Voilà un premier bienfait de l’exposition Michel Majerus, Sinnmaschine, au Mudam : elle nous rajeunit, d’une trentaine d’années. Elle nous ramène par exemple à l’exposition de l’artiste à la Kunsthalle Basel – Peter Pakesch en était l’initiateur – rien que par le fait que là, déjà, nous marchions sur un plancher métallique industriel, aux pas qui résonnaient dans un lieu pris normalement dans le silence. En plus, au Kirchberg, plus loin, une fois les panneaux de Sinnmaschine contournés, on a le salut du chat, le mot est au féminin en allemand, si familier aux premiers tableaux de Michel Majerus, celui-ci date de 1993, et montre le félin dans un paysage hivernal, en belle communion, du moins semble-t-il, avec d’autres animaux. Bâle avait été une première étape pour quiconque n’avait pas vu l’exposition chez neugerriemschneider à Berlin, deux ans avant, le Centre national d’art contemporain de Grenoble allait suivre, deux ans après.
En Isère, justement, comme une partie d’un éventail, sur un quart de cercle, se dépliait Sinnmaschine, datant de 1997, nouvelle acquisition aujourd’hui de la collection Mudam Luxembourg : sept panneaux en tout, hauts de 4,9 mètres, larges de 1,5 mètres, de gauche à droite, quatre d’abord, monochromes plus ou moins, de l’orange allant au jaune en bas, du blanc, du rose, du bleu clair, un cinquième avec telles images sur lesquelles il faut revenir et s’attarder, et deux qui ferment la suite, du blanc de nouveau et de l’orange. Les esquisses de l’installation montrent que pour son exposition originelle, elle collait exactement à l’espace, fait coutumier, ce qui a fait évoquer à Peter Pakesch, lors de l’exposition au Kunsthaus Graz, en 2005, « Malerei, um den Raum zu verstehen ». Dans le grand hall d’entrée, au Kirchberg, elle se trouve plantée au milieu.
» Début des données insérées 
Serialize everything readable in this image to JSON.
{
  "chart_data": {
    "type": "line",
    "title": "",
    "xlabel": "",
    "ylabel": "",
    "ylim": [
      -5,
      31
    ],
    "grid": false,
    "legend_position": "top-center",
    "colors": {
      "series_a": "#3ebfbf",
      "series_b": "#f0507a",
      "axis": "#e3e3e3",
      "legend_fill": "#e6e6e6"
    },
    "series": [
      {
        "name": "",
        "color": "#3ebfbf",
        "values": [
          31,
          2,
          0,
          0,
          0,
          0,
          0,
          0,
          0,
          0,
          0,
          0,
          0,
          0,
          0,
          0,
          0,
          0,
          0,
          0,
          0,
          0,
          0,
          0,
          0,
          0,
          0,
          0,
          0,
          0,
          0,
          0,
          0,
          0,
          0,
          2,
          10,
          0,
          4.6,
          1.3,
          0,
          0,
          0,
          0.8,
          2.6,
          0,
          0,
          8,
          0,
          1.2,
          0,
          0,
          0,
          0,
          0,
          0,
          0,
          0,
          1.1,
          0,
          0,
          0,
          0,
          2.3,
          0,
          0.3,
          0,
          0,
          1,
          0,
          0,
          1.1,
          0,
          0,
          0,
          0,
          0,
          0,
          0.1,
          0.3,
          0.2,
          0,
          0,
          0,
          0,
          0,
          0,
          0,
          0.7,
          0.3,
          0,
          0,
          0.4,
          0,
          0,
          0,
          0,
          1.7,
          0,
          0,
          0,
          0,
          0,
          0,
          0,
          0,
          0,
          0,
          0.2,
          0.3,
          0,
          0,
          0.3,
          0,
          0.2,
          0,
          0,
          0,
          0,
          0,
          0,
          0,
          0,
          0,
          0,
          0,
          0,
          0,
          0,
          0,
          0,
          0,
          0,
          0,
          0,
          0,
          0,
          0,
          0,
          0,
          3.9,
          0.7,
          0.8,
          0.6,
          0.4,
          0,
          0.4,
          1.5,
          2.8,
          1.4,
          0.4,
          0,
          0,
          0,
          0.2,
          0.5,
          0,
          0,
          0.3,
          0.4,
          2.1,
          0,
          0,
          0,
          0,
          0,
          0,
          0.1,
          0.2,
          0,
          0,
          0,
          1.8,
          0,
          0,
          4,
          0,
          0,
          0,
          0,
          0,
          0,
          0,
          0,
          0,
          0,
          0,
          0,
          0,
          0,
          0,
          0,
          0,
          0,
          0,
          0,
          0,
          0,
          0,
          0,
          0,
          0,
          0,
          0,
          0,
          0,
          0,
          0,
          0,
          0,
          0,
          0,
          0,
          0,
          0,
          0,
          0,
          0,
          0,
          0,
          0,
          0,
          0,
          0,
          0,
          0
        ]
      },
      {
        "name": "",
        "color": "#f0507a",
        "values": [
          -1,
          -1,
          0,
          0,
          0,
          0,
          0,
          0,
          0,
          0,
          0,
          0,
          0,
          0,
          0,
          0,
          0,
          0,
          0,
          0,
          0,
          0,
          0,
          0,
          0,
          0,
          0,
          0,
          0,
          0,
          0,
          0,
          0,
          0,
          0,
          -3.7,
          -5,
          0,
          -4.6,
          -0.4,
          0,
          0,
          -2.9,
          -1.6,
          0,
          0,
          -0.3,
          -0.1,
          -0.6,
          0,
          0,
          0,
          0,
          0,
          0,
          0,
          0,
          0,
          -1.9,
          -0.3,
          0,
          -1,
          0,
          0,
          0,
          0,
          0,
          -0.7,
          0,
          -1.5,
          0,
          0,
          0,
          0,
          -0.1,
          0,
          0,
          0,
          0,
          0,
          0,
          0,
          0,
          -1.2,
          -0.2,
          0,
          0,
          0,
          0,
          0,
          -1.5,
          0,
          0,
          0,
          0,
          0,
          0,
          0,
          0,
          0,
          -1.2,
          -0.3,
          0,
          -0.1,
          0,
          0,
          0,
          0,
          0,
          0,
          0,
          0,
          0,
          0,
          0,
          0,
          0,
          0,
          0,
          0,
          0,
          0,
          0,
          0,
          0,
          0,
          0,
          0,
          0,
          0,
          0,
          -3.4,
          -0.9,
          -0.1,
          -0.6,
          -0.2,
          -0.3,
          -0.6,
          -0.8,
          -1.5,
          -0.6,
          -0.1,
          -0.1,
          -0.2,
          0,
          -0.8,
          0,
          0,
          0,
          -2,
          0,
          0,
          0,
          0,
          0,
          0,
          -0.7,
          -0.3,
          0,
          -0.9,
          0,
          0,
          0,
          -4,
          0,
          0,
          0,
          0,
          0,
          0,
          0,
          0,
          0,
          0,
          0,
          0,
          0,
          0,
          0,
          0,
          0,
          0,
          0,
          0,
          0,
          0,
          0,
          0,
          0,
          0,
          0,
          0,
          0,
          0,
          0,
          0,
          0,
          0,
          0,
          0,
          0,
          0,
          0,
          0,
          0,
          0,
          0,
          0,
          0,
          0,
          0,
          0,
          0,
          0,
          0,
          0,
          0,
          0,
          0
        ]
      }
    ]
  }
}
Retour donc à l’un des panneaux, quasi central, avec ses images variées, de format, de couleur, de style (ou manière). Cela va des portraits du groupe électro allemand Kraftwerk, comme copiés sur la pochette de leur album, à des peintures rappelant Gerhard Richter et Willem de Kooning, de bribes publicitaires à des éclats colorés appartenant en propre à l’artiste. Un ensemble caractéristique du sampling pratiqué par Michel Majerus, enfant en cela de son temps, époque des débuts des technologies numériques. Et ses collages répondent de la sorte aussi à une soif, voire une frénésie iconique, après des décennies de grande parcimonie. Plus de retenue maintenant, les origines les plus diverses sont les bienvenues, hors de toute limite, de toute exclusion, bandes dessinées, publicités, jeux vidéo, histoire de l’art non moins bien entendu.
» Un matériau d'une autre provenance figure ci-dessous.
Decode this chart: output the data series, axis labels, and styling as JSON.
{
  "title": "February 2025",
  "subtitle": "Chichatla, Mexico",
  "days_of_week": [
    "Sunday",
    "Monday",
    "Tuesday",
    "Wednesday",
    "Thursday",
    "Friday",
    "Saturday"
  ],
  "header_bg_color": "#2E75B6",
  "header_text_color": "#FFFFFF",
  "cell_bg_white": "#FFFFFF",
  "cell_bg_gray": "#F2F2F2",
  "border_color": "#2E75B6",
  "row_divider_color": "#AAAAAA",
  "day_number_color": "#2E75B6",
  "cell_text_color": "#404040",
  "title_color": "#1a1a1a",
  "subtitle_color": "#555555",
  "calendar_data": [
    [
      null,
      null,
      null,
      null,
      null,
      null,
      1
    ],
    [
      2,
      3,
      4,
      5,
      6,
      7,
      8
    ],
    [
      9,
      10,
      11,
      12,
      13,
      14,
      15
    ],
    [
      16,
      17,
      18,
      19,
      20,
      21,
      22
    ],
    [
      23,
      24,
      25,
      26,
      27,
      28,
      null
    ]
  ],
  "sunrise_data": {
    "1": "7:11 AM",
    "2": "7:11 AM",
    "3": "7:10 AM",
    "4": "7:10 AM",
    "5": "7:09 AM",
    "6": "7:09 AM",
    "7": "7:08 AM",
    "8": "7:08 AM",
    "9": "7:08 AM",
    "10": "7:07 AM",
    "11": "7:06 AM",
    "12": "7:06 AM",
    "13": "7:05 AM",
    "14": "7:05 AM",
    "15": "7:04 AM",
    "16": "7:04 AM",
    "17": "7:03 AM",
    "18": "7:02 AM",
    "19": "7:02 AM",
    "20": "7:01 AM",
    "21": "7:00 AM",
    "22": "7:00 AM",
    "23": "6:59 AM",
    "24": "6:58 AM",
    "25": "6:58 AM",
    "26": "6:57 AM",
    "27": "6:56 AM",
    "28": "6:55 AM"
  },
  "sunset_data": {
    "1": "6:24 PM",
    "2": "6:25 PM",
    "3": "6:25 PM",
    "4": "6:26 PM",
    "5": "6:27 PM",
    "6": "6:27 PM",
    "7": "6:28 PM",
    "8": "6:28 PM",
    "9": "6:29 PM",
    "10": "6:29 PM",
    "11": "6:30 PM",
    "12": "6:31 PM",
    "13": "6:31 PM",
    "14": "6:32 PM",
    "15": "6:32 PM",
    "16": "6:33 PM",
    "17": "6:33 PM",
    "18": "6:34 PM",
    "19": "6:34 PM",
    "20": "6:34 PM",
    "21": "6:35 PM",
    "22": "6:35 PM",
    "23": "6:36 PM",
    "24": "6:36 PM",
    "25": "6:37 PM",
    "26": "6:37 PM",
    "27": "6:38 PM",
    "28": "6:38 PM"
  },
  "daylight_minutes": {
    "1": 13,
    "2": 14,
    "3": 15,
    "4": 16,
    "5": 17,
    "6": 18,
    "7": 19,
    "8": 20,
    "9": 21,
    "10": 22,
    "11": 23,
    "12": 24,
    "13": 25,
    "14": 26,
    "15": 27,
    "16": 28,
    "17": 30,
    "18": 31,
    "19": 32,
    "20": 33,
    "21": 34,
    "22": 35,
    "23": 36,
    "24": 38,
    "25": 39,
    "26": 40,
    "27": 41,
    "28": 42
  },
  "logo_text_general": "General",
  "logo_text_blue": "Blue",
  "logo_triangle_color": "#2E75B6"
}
Ce qui est exactement ce que le visiteur retrouve dans la deuxième partie de l’exposition : une structure de chantier, des échafaudages, et un accrochage qu’on dira volontiers flottant. Des tableaux qu’on n’a pas de mal, pour la plupart, à reconnaître, ayant leurs propriétaires dans le pays. Et le regard ira d’un véritable puzzle de moyens (ou dans la production de Majerus) de petits formats, 60 x 60 cm, au gigantesque running in cycles, de 2001, acquis dès 2002 pour la collection Mudam, 500 x 750 cm, avec ses deux inscriptions qui retiennent : « fuck the artist », à nous de deviner lequel, à moins que ne soit visé le genre entier, et « burned ou(t) ». Mais nous sommes emportés, mouvements tournoyants, on ne m’en voudra pas de regretter une fois de plus que personne n’ait pensé à la piste pour skateboard, après Cologne, Stuttgart, elle aurait eu sa place au Kirchberg. Avec notamment un autre bel exemple de texte, si prenant : « if we are dead, so it is ». Allant au-delà du slogan qui a servi pour le symposium en automne dernier, « what looks good today may not look good tomorrow », dont on attend la publication.
Il est en gros une troisième station pour le visiteur, faite de la bibliothèque de l’artiste, d’une partie en tout cas, d’enregistrements qu’il a réalisés lui-même, ça donne tant soit peu une atmosphère d’atelier, et l’on y glisse plus profondément, plus intimement, avec ses carnets, les croquis, les remarques, les commentaires, de quoi avec un peu de bonne volonté le surprendre au travail. Ainsi, Michel Majerus, Sinnmaschine tient, toujours en miniature ou en condensé, à la fois de la rétrospective, les pièces exposées s’échelonnant de 1993 à 2002, rien qu’une dizaine d’années, mais de quelle invention, et de l’archive, avec des documents propres à aller plus loin dans notre connaissance d’un parcours, d’un œuvre qu’on ne se lasse pas de fouiller au-delà de l’initiale admiration.